BU yıl TÜYAP Sanat Fuarı’nın “Sanatçı Onur Ödülü”, Yurdaer Altıntaş’a verildi.
Onun çok tanınmış grafik tasarımlarından oluşan serginin posterini yazmalı önce.
Onun 3.5 yaşındaki fotoğrafından yapılmış bir poster. Sadık Karamustafa, Melis Tuncay’ın yayına hazırladıkları kitabın konsepti Sadık Karamustafa tarafından belirlenmiş... Büyük bir ustaya yaraşır nitelikte hazırlanan katalog/albümün adı şu: “Yurdaer Altıntaş Grafik Tasarım Çalışmaları 1952-2011”. Kitabın başında Sadık Karamustafa’nın “Grafik Tasarımcının İşleri Üzerine ‘Catalogue Raisonne’ Denemesi” başlıklı yazıda bir kataloğun oluşma sürecini, koşullarını, kaynak aramadan derlemeye, yorumlamaya kadar bütün aşamalarını yazmış. Önemli bir hatırlatmada bulunuyor Karamustafa: “Yurdaer Altıntaş’ın 21. uluslararası İstanbul Sanat Fuarı’nın Onur Sanatçısı seçilmesi, Türkiye’de şimdiye kadar yapılamayan bir araştırma projesinin başlatılmasına vesile oldu: Altıntaş’ın öğrenciliğinden günümüze kadar yaptığı işlerin bir araya getirilmesi, görüntülerinin dijital ortama aktarılması, kayda geçirilmesi, sınıflandırılması ve bir katalog halinde yayımlanmasını içeren bir çalışmayı gerçekleştirme fikri doğdu.

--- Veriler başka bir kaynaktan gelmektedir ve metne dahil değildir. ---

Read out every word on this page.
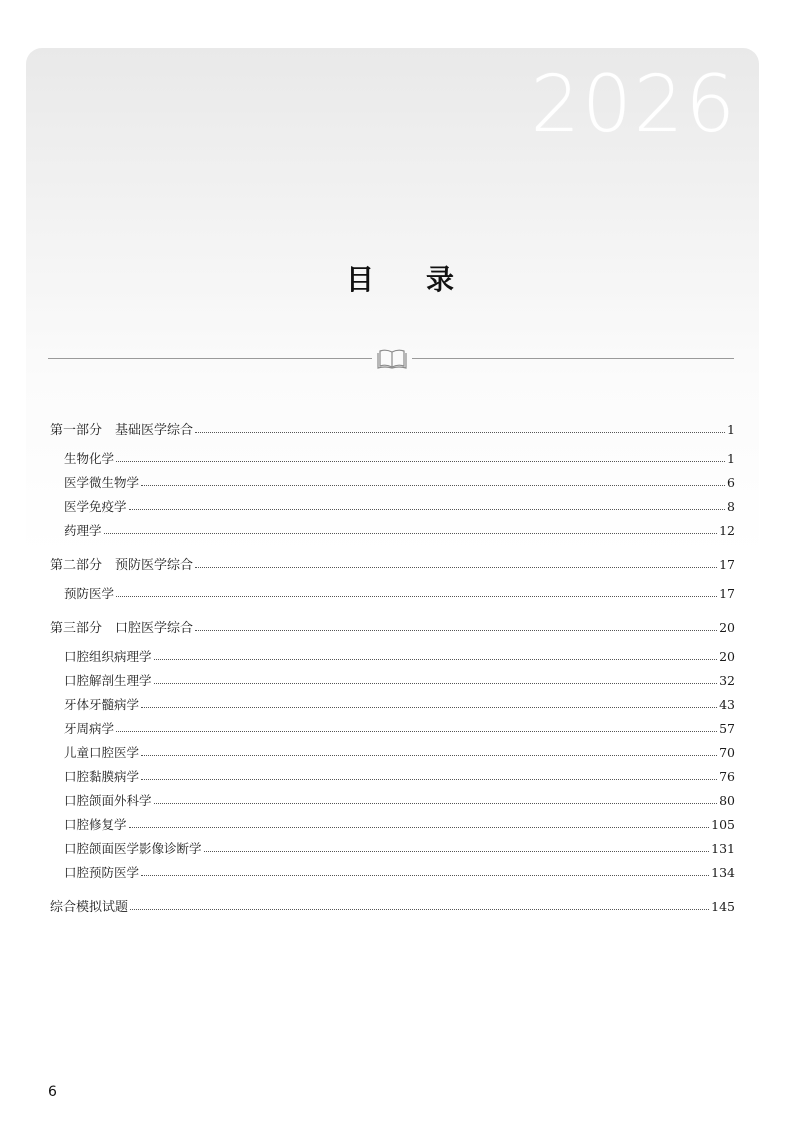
2026
目录
第一部分　基础医学综合	1
生物化学	1
医学微生物学	6
医学免疫学	8
药理学	12
第二部分　预防医学综合	17
预防医学	17
第三部分　口腔医学综合	20
口腔组织病理学	20
口腔解剖生理学	32
牙体牙髓病学	43
牙周病学	57
儿童口腔医学	70
口腔黏膜病学	76
口腔颌面外科学	80
口腔修复学	105
口腔颌面医学影像诊断学	131
口腔预防医学	134
综合模拟试题	145
6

Projenin amacı, Yurdaer Altıntaş’ın yayımlanmış bütün işlerini bir araya getirmenin yanı sıra, grafik tasarımla ve bu disiplinin tarihiyle ilgilenen yazar, araştırmacı, akademisyen ve öğrenciler için bir yöntem önermektir.” Sanırım daha sonraki çalışmalar için kaynak olacak bir çalışma. * * * FUAR kataloğunun başında Emre Senan’ın “Ben Yurdaer Altıntaş’ı Tanıyorum” yazısı genç ustanın önceki kuşaktan bir usta hakkındaki notları... Bir insan onun, “hem öğrencisi, hem meslektaşı, hem dernek yoldaşı, hem tasarımcısı...” olunca, Yurdaer Altıntaş hakkında en kuşatıcı, en kapsamlı yazıyı yazabilir: “Bazıları onu iyi ‘afişçi’ diye bilir. O da buna kızar haklı olarak, çünkü o ‘afişçi’ değildir. Grafik tasarımcıdır. Türkiye grafik tasarım tarihinin en iyi afişlerinin çok önemli bir bölümünü yapmıştır ve yapmaya devam etmektedir, ama onun ‘işi’nin yalnızca bir parçasıdır bu. ‘Grafik Tasarım’ denilen geniş kavramsal çerçevenin ilk farkına varanlardan biridir Türkiye’de. Görsel iletişimin evrensel boyut ve ilkeleri olduğunu ilk kavrayanlardandır. ‘İş’ üretirken bu çerçeveyi hiç gözden uzak tutmadığı, yaygınlaşması için hızla davrandığından hem mesleğinin gelişmesine önderlik etmiş hem de her dem taze (güncel) kalmayı başarmıştır.” Onun işlerini gördüğümde, kendi görsel tarihimi anımsamaya başladım. Tiyatroları, dergi kapakları, hepsi de yeniden sergilendiği için çok mutlu oldum. * * * SERGİLERİN, ödüllerin yararını bilelim. Pazar akşamına kadar Sanat Fuarı’nı da gezebilirsiniz.